TESS:Sorry, I left, and so did Leo.

I sigh. I am annoyed at myself, but mostly relieved that Tess went home. She has been pulling brutal hours on top of everything else, weighing on her.

I had unzipped my jacket earlier, but I zip it back up before turning toward the door.

Twenty minutes later, my feet are killing me. The bakery looks ready for a new day. I definitely am not.

The mop bucket is still out, so I nudge it back into place by the wall, careful not to trip over it later. I line the handle up neatly, because future me deserves at least one small kindness.

That is when I see it.

Leo’s jacket.

Still hanging on the hook by the prep room door like it belongs there.

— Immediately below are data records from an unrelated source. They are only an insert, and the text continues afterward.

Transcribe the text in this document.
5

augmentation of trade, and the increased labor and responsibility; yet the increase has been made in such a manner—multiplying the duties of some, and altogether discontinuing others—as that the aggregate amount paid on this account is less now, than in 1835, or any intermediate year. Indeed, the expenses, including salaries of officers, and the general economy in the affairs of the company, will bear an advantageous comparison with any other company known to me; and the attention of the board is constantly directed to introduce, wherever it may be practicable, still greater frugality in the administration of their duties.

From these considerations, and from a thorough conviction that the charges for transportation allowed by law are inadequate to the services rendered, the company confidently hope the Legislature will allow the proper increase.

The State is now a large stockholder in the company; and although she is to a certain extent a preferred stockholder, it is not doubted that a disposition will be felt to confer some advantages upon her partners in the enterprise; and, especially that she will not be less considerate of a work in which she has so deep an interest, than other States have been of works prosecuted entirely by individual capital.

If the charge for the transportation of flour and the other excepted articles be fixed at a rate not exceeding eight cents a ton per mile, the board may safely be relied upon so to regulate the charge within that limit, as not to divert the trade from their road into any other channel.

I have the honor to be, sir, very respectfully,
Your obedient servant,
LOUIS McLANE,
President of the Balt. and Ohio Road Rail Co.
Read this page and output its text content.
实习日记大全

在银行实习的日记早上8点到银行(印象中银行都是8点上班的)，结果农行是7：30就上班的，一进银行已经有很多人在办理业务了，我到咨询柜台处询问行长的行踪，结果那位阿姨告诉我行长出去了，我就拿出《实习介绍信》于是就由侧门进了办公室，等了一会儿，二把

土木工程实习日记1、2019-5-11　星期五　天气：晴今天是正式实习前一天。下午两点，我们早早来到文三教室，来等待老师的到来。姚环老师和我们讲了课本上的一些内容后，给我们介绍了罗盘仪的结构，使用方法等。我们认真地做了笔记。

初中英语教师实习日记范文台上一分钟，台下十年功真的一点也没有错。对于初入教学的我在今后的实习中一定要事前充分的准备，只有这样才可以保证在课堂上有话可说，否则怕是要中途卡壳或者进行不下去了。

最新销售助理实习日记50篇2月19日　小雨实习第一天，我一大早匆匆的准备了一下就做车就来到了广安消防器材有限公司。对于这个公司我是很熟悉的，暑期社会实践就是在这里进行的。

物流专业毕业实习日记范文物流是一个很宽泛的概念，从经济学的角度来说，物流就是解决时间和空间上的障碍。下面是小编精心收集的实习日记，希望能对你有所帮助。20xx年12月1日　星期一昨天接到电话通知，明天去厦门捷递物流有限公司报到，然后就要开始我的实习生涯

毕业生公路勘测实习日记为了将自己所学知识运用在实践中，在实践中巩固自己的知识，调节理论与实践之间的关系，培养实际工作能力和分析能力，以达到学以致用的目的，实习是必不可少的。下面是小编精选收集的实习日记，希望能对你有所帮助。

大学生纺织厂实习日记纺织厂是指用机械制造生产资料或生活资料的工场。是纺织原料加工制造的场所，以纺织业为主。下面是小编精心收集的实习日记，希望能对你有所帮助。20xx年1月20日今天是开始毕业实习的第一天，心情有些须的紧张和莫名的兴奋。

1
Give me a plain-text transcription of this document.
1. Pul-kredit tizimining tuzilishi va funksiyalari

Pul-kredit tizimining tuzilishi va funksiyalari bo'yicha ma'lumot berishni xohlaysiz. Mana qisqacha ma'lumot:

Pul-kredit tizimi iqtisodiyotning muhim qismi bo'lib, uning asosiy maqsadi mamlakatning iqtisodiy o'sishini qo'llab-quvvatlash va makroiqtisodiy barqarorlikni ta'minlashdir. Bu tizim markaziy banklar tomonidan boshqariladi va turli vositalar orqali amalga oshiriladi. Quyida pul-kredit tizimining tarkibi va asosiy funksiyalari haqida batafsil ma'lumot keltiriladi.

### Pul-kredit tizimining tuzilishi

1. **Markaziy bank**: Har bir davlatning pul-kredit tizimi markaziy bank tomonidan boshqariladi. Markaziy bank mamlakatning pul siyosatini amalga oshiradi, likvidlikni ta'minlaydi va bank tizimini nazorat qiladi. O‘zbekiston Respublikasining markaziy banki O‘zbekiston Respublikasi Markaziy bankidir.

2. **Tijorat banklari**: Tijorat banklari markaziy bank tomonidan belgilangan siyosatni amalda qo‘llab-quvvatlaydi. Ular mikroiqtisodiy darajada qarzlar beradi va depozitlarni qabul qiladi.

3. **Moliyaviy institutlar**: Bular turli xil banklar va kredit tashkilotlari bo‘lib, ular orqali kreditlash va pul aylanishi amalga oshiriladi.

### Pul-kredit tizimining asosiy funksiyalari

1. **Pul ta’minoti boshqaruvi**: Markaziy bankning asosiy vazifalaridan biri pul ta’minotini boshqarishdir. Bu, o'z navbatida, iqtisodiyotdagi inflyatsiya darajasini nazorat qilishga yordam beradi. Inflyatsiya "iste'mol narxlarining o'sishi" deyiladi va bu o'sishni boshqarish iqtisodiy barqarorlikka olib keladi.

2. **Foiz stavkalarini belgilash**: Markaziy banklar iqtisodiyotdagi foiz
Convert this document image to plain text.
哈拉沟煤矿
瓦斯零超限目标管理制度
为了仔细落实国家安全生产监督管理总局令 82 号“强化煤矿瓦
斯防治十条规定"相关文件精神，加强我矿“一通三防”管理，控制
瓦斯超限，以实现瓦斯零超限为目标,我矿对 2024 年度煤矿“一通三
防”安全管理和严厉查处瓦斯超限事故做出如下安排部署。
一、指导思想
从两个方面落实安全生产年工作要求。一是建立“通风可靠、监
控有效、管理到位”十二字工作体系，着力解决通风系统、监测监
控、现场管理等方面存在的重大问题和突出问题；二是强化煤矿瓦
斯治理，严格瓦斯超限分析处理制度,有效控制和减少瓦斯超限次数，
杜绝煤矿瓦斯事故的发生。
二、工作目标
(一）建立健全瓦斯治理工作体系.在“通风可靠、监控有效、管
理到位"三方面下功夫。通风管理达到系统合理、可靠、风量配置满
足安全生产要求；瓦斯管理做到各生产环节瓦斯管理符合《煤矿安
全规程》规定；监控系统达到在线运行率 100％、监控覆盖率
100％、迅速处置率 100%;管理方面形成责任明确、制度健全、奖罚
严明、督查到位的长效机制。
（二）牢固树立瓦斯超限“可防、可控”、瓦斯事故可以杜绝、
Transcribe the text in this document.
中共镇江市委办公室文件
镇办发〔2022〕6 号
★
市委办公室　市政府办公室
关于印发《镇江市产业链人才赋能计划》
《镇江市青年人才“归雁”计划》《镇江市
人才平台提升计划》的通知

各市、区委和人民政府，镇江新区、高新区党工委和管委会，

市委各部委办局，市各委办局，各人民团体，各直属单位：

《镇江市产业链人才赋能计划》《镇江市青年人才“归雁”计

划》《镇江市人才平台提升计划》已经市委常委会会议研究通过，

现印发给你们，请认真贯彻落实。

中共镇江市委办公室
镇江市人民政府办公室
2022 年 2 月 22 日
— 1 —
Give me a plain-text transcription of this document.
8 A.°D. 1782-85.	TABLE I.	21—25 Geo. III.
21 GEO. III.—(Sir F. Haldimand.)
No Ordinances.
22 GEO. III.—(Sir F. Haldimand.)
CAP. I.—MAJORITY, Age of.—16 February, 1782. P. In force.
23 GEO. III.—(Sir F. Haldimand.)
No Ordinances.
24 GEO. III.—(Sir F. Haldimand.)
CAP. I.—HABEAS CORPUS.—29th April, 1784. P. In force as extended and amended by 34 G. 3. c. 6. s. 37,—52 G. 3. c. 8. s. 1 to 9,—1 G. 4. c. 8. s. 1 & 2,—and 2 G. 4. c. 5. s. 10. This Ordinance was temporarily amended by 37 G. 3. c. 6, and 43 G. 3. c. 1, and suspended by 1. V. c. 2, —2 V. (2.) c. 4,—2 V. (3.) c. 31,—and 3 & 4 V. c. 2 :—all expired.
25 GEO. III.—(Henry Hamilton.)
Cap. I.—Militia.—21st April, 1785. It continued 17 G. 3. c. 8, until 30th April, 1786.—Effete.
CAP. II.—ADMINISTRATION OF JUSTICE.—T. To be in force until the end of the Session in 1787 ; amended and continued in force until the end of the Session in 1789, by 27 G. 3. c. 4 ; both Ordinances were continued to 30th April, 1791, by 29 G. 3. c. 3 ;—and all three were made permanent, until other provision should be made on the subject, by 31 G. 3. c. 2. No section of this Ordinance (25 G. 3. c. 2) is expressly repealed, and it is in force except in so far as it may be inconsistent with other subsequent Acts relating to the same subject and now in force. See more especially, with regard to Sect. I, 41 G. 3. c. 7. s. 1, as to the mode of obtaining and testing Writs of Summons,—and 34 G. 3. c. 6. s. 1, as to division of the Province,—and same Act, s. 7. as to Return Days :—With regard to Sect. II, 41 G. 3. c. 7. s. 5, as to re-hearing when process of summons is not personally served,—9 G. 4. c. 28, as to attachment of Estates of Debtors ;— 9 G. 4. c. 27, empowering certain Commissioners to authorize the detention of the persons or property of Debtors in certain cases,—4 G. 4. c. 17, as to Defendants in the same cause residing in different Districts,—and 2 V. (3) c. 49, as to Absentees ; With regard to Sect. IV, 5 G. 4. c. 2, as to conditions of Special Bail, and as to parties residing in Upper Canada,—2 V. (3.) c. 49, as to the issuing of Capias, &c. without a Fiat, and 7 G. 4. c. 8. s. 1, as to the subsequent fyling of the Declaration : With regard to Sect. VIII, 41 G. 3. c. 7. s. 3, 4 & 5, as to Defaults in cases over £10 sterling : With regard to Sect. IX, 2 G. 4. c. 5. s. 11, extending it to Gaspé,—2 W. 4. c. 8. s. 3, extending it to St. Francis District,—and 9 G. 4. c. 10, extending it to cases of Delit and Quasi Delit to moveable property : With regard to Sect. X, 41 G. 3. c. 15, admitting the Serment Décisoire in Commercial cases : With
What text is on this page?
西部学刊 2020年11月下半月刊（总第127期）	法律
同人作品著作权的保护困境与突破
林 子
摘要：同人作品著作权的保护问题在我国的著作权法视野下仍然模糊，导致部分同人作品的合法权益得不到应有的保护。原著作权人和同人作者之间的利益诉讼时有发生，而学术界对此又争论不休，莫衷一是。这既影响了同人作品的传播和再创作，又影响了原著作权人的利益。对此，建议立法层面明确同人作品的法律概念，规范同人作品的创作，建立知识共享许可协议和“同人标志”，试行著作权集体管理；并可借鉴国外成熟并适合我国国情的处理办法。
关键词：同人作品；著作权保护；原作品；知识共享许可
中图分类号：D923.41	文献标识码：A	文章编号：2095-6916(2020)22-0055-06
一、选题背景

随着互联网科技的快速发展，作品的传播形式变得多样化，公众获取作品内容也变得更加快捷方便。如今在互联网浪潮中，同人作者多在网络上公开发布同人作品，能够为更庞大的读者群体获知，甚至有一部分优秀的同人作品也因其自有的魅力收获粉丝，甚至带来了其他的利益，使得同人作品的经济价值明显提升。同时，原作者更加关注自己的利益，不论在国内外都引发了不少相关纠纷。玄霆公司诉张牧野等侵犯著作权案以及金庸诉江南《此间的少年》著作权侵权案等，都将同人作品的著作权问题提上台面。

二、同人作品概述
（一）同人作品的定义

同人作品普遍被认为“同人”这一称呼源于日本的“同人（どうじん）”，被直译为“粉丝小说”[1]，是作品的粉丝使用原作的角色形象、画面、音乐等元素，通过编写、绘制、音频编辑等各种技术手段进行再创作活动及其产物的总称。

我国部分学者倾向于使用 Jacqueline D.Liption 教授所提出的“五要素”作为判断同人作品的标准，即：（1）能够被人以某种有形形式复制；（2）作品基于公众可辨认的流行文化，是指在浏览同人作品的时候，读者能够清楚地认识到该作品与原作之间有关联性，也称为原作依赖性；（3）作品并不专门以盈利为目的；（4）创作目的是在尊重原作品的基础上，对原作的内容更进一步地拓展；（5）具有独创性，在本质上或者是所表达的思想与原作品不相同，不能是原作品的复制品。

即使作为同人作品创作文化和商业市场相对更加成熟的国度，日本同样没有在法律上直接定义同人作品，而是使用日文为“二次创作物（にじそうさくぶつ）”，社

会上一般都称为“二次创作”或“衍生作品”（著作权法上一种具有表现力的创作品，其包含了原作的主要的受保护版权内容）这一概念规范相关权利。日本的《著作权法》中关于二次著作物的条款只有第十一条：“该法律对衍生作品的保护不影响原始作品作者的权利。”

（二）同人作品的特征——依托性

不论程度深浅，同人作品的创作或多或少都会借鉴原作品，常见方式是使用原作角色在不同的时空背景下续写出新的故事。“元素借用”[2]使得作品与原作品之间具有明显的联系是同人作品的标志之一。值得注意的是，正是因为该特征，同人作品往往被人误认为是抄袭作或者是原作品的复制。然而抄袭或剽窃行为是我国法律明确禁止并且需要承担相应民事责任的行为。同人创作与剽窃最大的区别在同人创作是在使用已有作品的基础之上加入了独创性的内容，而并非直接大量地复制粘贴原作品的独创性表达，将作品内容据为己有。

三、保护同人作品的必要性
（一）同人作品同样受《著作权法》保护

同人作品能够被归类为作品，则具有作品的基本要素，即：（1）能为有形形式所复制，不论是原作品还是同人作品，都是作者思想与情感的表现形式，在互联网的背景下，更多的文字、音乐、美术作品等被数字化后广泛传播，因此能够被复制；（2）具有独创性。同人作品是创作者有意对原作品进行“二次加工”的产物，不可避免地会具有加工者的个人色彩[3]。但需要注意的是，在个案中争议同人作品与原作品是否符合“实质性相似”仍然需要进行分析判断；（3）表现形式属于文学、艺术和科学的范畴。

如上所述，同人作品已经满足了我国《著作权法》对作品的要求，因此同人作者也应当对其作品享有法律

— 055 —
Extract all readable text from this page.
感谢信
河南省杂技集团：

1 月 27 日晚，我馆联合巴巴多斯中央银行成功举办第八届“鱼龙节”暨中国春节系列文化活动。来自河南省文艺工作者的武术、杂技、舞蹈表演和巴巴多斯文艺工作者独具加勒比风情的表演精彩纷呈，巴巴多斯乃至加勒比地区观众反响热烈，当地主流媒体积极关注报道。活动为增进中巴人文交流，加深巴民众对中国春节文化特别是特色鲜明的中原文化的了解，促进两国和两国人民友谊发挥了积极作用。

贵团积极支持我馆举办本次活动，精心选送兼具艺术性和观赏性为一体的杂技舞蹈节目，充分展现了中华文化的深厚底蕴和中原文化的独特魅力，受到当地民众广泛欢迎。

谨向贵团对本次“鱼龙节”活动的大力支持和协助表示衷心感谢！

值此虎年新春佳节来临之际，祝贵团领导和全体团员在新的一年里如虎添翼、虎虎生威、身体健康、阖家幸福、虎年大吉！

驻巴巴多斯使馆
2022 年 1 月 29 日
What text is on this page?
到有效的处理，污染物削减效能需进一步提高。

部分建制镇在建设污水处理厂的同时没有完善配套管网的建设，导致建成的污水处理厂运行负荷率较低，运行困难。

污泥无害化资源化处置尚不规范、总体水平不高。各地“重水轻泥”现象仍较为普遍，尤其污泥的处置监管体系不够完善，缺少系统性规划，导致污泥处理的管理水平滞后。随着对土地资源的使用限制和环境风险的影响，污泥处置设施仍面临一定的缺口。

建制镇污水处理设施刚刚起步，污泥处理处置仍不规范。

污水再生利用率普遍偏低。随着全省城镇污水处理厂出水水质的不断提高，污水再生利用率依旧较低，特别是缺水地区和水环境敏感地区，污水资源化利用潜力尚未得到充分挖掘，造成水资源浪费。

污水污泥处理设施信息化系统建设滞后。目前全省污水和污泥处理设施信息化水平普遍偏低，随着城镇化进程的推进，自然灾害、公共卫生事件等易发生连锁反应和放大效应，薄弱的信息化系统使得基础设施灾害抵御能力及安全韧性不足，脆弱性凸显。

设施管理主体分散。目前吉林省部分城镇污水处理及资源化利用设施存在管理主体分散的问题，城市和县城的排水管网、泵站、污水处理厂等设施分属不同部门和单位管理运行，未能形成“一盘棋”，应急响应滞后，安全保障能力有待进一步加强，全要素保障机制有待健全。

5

Guess I am not the only forgetful one in this place.

I stare at it.

It is black and sleek and aggressively expensive, with too many zippers and that subtle technical sheen that screams engineered in Switzerland by men named Klaus. It looks like it costs more than my rent and absolutely does not belong next to spare aprons and an emergency rain poncho.

It does not belong here.

“Rookie,” I mutter as I yank it off the hook, the mop handle clattering softly against the wall. “You do not leave your coat behind in a kitchen. Rule number one.”

I sniff it without thinking, because apparently this is who I am now.

It smells like clean laundry, faint espresso, and Tess’s cardamom soap. My jaw tightens.

“Probably costs more than my car,” I whisper, because saying it out loud makes me feel better.